Comment fonctionne une SCPI ?

Les Sociétés Civiles de Placement Immobilier sont des sociétés dont le but est d’acquérir, constituer et gérer un actif immobilier pour le compte des épargnants. Ce sont des sociétés d’investissements collectifs qui acquièrent des logements neufs, les louent et permettent ainsi une diminution d’impôt grâce au dispositif Scellier. Néanmoins, les SCPI présentent des risques dont la connaissance permettrait d’éviter de commettre certaines erreurs.

Quel est le principe de fonctionnement des SCPI ?

Le principe des SCPI est de créer des associations dont l’objectif est de réaliser collectivement des opérations d’achats dans l’immobilier dans un but locatif.

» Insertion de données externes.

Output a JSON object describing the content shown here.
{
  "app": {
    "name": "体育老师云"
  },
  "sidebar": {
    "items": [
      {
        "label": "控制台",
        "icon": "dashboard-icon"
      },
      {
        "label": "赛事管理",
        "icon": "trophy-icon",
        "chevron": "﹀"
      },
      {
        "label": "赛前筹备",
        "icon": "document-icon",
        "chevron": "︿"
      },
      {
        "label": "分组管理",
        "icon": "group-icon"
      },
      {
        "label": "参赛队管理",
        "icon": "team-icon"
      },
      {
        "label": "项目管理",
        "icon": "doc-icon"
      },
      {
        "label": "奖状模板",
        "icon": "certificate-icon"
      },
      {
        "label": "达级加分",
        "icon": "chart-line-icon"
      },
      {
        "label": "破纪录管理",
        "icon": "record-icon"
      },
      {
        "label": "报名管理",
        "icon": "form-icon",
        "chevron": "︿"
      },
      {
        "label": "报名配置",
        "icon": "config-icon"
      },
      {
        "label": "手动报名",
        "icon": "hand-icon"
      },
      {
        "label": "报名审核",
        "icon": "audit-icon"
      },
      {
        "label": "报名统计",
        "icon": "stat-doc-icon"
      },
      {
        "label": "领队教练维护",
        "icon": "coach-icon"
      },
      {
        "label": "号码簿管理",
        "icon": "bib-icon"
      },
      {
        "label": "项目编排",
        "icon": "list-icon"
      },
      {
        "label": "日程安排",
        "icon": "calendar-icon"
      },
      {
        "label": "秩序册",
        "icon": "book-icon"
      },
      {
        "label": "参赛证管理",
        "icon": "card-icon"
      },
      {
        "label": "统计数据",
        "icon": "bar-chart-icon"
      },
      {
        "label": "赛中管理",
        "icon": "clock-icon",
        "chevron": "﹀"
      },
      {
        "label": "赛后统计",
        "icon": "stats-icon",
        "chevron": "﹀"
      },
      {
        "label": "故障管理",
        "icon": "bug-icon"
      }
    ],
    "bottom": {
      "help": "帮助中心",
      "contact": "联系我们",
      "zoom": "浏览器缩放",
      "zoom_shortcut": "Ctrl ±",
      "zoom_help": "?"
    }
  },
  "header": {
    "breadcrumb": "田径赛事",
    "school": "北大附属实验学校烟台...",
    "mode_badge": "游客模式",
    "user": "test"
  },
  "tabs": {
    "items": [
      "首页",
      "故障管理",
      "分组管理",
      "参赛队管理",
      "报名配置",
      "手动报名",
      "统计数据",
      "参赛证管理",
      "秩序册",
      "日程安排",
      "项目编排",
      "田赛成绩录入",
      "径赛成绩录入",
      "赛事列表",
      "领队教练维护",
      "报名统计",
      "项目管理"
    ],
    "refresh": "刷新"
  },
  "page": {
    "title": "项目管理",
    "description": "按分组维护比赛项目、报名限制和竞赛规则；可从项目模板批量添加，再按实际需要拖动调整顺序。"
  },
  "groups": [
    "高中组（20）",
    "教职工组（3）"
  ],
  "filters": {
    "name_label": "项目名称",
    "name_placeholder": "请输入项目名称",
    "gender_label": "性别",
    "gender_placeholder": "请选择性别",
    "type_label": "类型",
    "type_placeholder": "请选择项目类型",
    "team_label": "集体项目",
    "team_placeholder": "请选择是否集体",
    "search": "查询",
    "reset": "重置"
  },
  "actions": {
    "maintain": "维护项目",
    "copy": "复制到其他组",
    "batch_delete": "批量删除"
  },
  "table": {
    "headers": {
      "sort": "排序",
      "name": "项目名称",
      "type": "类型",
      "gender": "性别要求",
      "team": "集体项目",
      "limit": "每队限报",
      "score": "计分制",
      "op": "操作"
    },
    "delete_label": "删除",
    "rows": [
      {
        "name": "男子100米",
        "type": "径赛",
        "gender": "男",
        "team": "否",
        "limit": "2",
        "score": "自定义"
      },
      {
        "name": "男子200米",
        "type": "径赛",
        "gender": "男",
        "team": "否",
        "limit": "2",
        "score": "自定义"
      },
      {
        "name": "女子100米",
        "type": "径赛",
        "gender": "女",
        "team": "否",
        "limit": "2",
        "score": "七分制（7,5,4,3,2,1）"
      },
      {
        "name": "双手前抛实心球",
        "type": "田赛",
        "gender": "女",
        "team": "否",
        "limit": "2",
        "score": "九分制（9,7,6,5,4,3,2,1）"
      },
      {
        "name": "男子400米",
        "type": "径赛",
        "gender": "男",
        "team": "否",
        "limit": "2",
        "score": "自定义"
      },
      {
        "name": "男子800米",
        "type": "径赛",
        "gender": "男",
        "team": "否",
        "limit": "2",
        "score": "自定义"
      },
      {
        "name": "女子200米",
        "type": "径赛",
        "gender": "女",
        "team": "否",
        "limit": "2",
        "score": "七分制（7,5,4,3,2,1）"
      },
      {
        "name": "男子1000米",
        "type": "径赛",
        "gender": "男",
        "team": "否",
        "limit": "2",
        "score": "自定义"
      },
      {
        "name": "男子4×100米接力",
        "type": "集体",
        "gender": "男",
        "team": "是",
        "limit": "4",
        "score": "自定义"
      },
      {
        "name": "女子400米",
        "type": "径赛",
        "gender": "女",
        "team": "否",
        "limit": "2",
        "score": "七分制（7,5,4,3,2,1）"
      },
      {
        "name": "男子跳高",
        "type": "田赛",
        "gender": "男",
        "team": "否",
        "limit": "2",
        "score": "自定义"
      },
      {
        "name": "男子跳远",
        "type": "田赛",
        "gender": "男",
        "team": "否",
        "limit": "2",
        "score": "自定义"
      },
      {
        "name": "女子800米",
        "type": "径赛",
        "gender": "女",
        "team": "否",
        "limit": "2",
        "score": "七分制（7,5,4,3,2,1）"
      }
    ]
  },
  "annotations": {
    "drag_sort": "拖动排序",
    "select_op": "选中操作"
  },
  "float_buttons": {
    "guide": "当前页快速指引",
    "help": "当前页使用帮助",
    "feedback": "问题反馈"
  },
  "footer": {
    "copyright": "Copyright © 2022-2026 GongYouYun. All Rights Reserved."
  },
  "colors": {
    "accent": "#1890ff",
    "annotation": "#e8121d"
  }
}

Il s’agit essentiellement d’acheter des biens immobiliers (logements, bureaux, commerces, locaux d’activité) à plusieurs afin de profiter des loyers réguliers générés par les immeubles selon leur quote-part au capital de la SCPI. Les souscripteurs peuvent éventuellement espérer une plus-value lors de la revente.

Mais comme tout placement immobilier, l’investissement en SCPI présente de nombreux risques. Ils peuvent être liés :

  • au secteur d’activité
  • à la liquidité
  • à la fiscalité
  • au risque locatif
  • à la trésorerie
  • etc.

Les différents types de SCPI

Deux types d’investissement en SCPI sont importants à discerner : les SCPI de rendement et les SCPI fiscales.

En ce qui concerne le premier type, il s’agit de sociétés implantées dans l’immobilier d’entreprise (locaux d’activités, bureaux, commerces et entrepôts). On distingue :

  • la SCPI, Murs de magasins (murs de boutiques en pied d’immeuble ou périphérie)
  • la SCPI Diversifiée (commerces, bureaux, logistiques…)
  • la SCPI Internationale (investissant en France et à l’étranger)
  • la SCPI Plus-value ou capitalisation (exemptés de dividendes)
  • la SCPI Régionale (investissant en Région hors région parisienne).

Le deuxième type concerne les sociétés implantées exclusivement dans l’immobilier d’habitation (neuf ou totalement réhabilité). On y retrouve :

  • les SCPI Scellier Bâtiment Basse Consommation (investissant dans des maisons ou appartements répondant aux exigences du dispositif Scellier c’est à dire jusqu’au 31/12/2012)
  • les SCPI Malraux (investissant dans des logements situés dans les ZPPAUP [Zone de protection du patrimoine architectural, urbain et paysager] et secteurs sauvegardés)
  • les SCPI Déficit foncier (investissant dans des biens en future rénovation et dont les travaux sont déductibles des revenus fonciers).

Différences entre l’investissement en SCPI et l’investissement locatif

Tout d’abord l’investissement immobilier locatif traditionnel peut susciter de nombreuses contraintes, par exemple le fait que le propriétaire doive intervenir en cas de fuites, de dégradations ou toute autre panne… Ce qui n’est pas le cas avec l’investissement en SPCI. En effet, il est possible de déléguer à une société toute la gestion que peut susciter la location. Cela concerne la prise en charge de la rénovation ainsi que toutes les autres interventions auprès des locataires. Mais il faut souligner que l’ensemble des frais sont inclus dans la part de SCPI et ne se rajoutent pas ponctuellement. À cet effet, les sociétés de gestion ont l’obligation d’avoir des fonds propres pour gérer les investissements et les frais que suscite la location.

Les différents frais

Un souscripteur en SCPI fait l’objet comme tout propriétaire immobilier de différents frais auxquels il doit s’acquitter :

  • les frais d’acquisition : sont pris en compte d’une part dans le prix et correspondent aux droits d’enregistrement et aux frais de notaires
  • les frais de gestion annuels : participant à une gestion efficace de la SCPI. Ces frais sont inclus dans le rendement versé
  • selon le mode de cession, les frais équivalent à une proportion du montant de la cession.